On Sunday an old friend asked me when the gall bladder situation might be resolved. I replied that I’d be talking with a surgeon on Tuesday, “but it’s not as though he’s going to say, ‘I have an opening on Thursday’.” My situation wasn’t acute, so I figured it could take weeks to be scheduled.
After discussing the reasons to choose (or opt out of) cholecystectomy, I asked how long it might take for me to get an appointment.
“I’m operating on Thursday,” he said.
As in two days hence.
As in today.
Yep: I’m now living in the gall-bladder-free life. Did you know the procedure is now outpatient?

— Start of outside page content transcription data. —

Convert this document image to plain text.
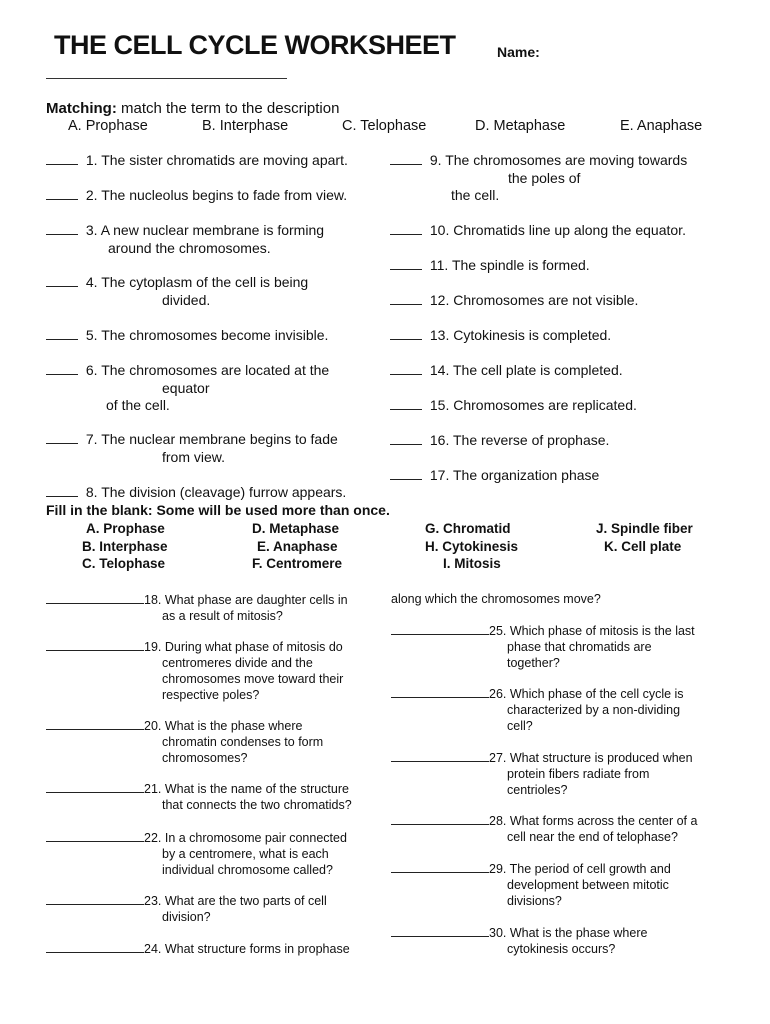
THE CELL CYCLE WORKSHEET	Name:
Matching: match the term to the description
A. Prophase	B. Interphase	C. Telophase	D. Metaphase	E. Anaphase
1. The sister chromatids are moving apart.
2. The nucleolus begins to fade from view.
3. A new nuclear membrane is forming
around the chromosomes.
4. The cytoplasm of the cell is being
divided.
5. The chromosomes become invisible.
6. The chromosomes are located at the
equator
of the cell.
7. The nuclear membrane begins to fade
from view.
8. The division (cleavage) furrow appears.
9. The chromosomes are moving towards
the poles of
the cell.
10. Chromatids line up along the equator.
11. The spindle is formed.
12. Chromosomes are not visible.
13. Cytokinesis is completed.
14. The cell plate is completed.
15. Chromosomes are replicated.
16. The reverse of prophase.
17. The organization phase
Fill in the blank: Some will be used more than once.
A. Prophase
B. Interphase
C. Telophase
D. Metaphase
E. Anaphase
F. Centromere
G. Chromatid
H. Cytokinesis
I. Mitosis
J. Spindle fiber
K. Cell plate
18. What phase are daughter cells in
as a result of mitosis?
19. During what phase of mitosis do
centromeres divide and the
chromosomes move toward their
respective poles?
20. What is the phase where
chromatin condenses to form
chromosomes?
21. What is the name of the structure
that connects the two chromatids?
22. In a chromosome pair connected
by a centromere, what is each
individual chromosome called?
23. What are the two parts of cell
division?
24. What structure forms in prophase
along which the chromosomes move?
25. Which phase of mitosis is the last
phase that chromatids are
together?
26. Which phase of the cell cycle is
characterized by a non-dividing
cell?
27. What structure is produced when
protein fibers radiate from
centrioles?
28. What forms across the center of a
cell near the end of telophase?
29. The period of cell growth and
development between mitotic
divisions?
30. What is the phase where
cytokinesis occurs?
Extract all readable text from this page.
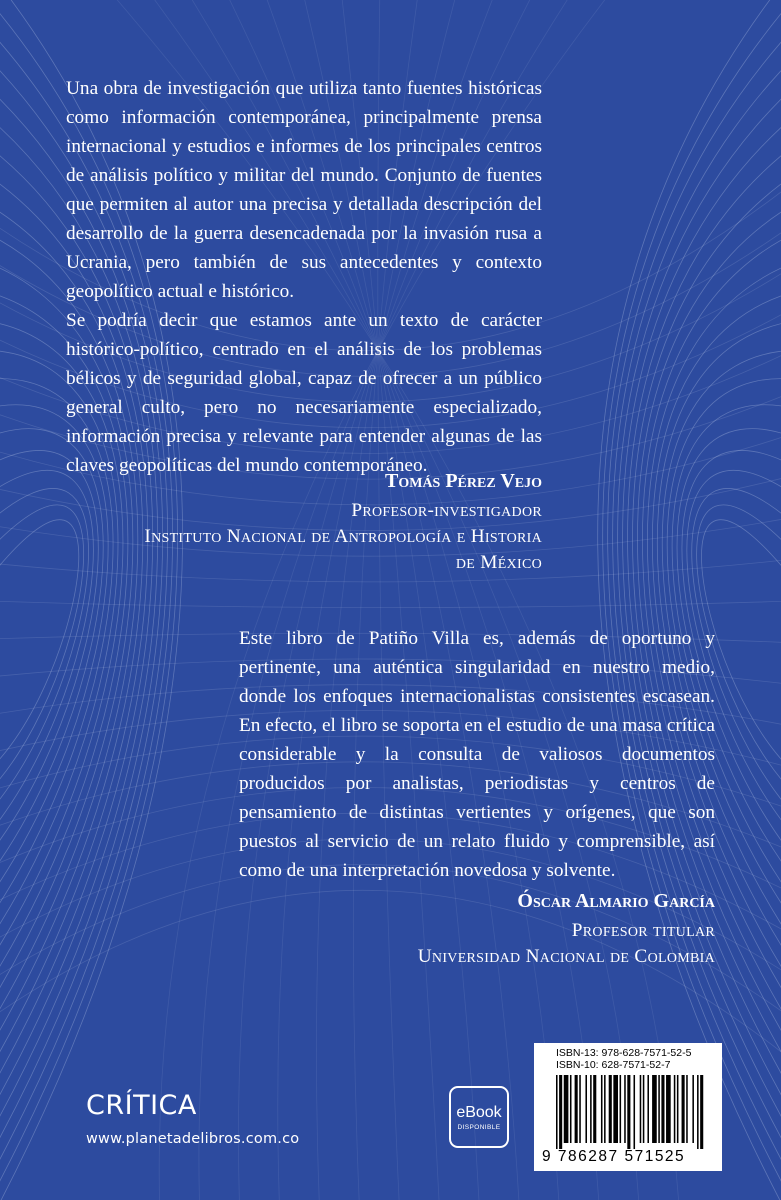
Una obra de investigación que utiliza tanto fuentes históricas como información contemporánea, principalmente prensa internacional y estudios e informes de los principales centros de análisis político y militar del mundo. Conjunto de fuentes que permiten al autor una precisa y detallada descripción del desarrollo de la guerra desencadenada por la invasión rusa a Ucrania, pero también de sus antecedentes y contexto geopolítico actual e histórico.

Se podría decir que estamos ante un texto de carácter histórico-político, centrado en el análisis de los problemas bélicos y de seguridad global, capaz de ofrecer a un público general culto, pero no necesariamente especializado, información precisa y relevante para entender algunas de las claves geopolíticas del mundo contemporáneo.

Tomás Pérez Vejo
Profesor-investigador
Instituto Nacional de Antropología e Historia
de México

Este libro de Patiño Villa es, además de oportuno y pertinente, una auténtica singularidad en nuestro medio, donde los enfoques internacionalistas consistentes escasean. En efecto, el libro se soporta en el estudio de una masa crítica considerable y la consulta de valiosos documentos producidos por analistas, periodistas y centros de pensamiento de distintas vertientes y orígenes, que son puestos al servicio de un relato fluido y comprensible, así como de una interpretación novedosa y solvente.

Óscar Almario García
Profesor titular
Universidad Nacional de Colombia
CRÍTICA
www.planetadelibros.com.co
eBook
DISPONIBLE
ISBN-13: 978-628-7571-52-5
ISBN-10: 628-7571-52-7
9 786287 571525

Deadlines and spit-up bags
After close to another hour of paperwork and instructions in the surgeon’s office (three bus rides away), here’s a rough idea of how I spent the next day and a half:
Got an EKG, picked up a painkiller prescription, stopped to buy antibacterial soap in case the pre-surgical scrub they gave me makes me break out in hives, rode the buses home.
Started a new batch of homemade yogurt (apparently a lot of cholecystectomy patients don’t feel much like eating for a few days afterwards), moved canned soup and peaches from a lower cupboard to one at eye level (might not feel like bending/stooping for a few days, either), boiled some eggs, paid a few bills, handled e-mail, did a bit of work-related social bookmarking, won a few Swagbucks.
Did some laundry. Talked with my dad and my daughter (twice), arranged with my sister for hospital transportation (bless her heart, she agreed to get me there by 6 a.m.), dealt with a ton of comments on my latest article at Get Rich Slowly. Conferred with my editor at MSN Money (more on that later).
Fixed dinner and put together a day-surgery tote that contains a bag of Ricola (for post-op sore throat), all my paperwork, health insurance ID card, photo ID, credit card (gotta love the co-pays), a folded towel (to keep the seat belt from pressing directly on the incisions), the book I’m currently reading (“Carter Beats The Devil” — I was told to bring something to amuse myself while I wait), lip balm (no water after midnight = cracked lips) and a gallon-sized Ziploc bag in case I throw up on the way home (I haven’t had general anesthesia since a tonsillectomy at age 5 — don’t know how I’ll be affected).
Drained the yogurt in batches. (No fires this time.) Carried out the garbage and recyclables. Took some berries out of the freezer and made compote to mix with the yogurt. Scrubbed neck-to-toes with the hospital-strength antibacterial soap the night before and morning of the surgery, heeding the nurse’s advice: “It’s really strong, so don’t let it get anywhere near your eyes — or your private parts.” (Yikes.)
Submitted my proposal to be a speaker at the upcoming Financial Blogger Conference (follow the link to learn how to win one of three conference tickets to be given away). Conferred with MP Dunleavey of The Daily Worth about the newest version of The Money Fix, which I’m delighted to be a part of along with Liz Weston, Jean Chatzky and Kimberly Palmer.
Rest? Who can rest?
Thank goodness those last two items were already written and just needed tweaking/conferencing, because I’m still on the hook for daily posts at Frugal Cool. Since it’s a solo gig, there’s no one to whom to hand off the writing duties. Contractors don’t get sick days, so the editor and I came to these terms: I’d write posts up through next Tuesday and select and embed the videos, and he would make sure one got published each day.
As it turned out, I had time to finish only through Monday. But since I don’t have kids or pets to care for, this deal would give four days of uninterrupted rest. The surgeon had said to plan for up to one work-week off. Even if I were still feeling slightly sub-par on Monday I’d have just Tuesday’s post to write; I don’t have a Get Rich Slowly deadline until March 11 (and that decision to remain a biweekly contributor is looking more prescient all the time).
But since I didn’t want to neglect my own site, I also wrote this piece — the bones of it, anyway — and the post for Friday’s giveaway. If I could do even five minutes at the terminal, I figured, I’d add my post-surgery reactions.
- I’m very glad I wrote this beforehand.
- I’m even gladder that I have a painkiller handy. It beats an old-time cholecystectomy incision but the three little cuts they made aren’t comfortable, either.
All I have to do now is hit “publish” tomorrow for the giveaway post. Signing off for a while so I can get acquainted with oxycodone and Tylenol. Boy, is that an incongruous pairing.
(Anybody want to take bets on whether or not I’ll be approving comments as soon as tomorrow morning?)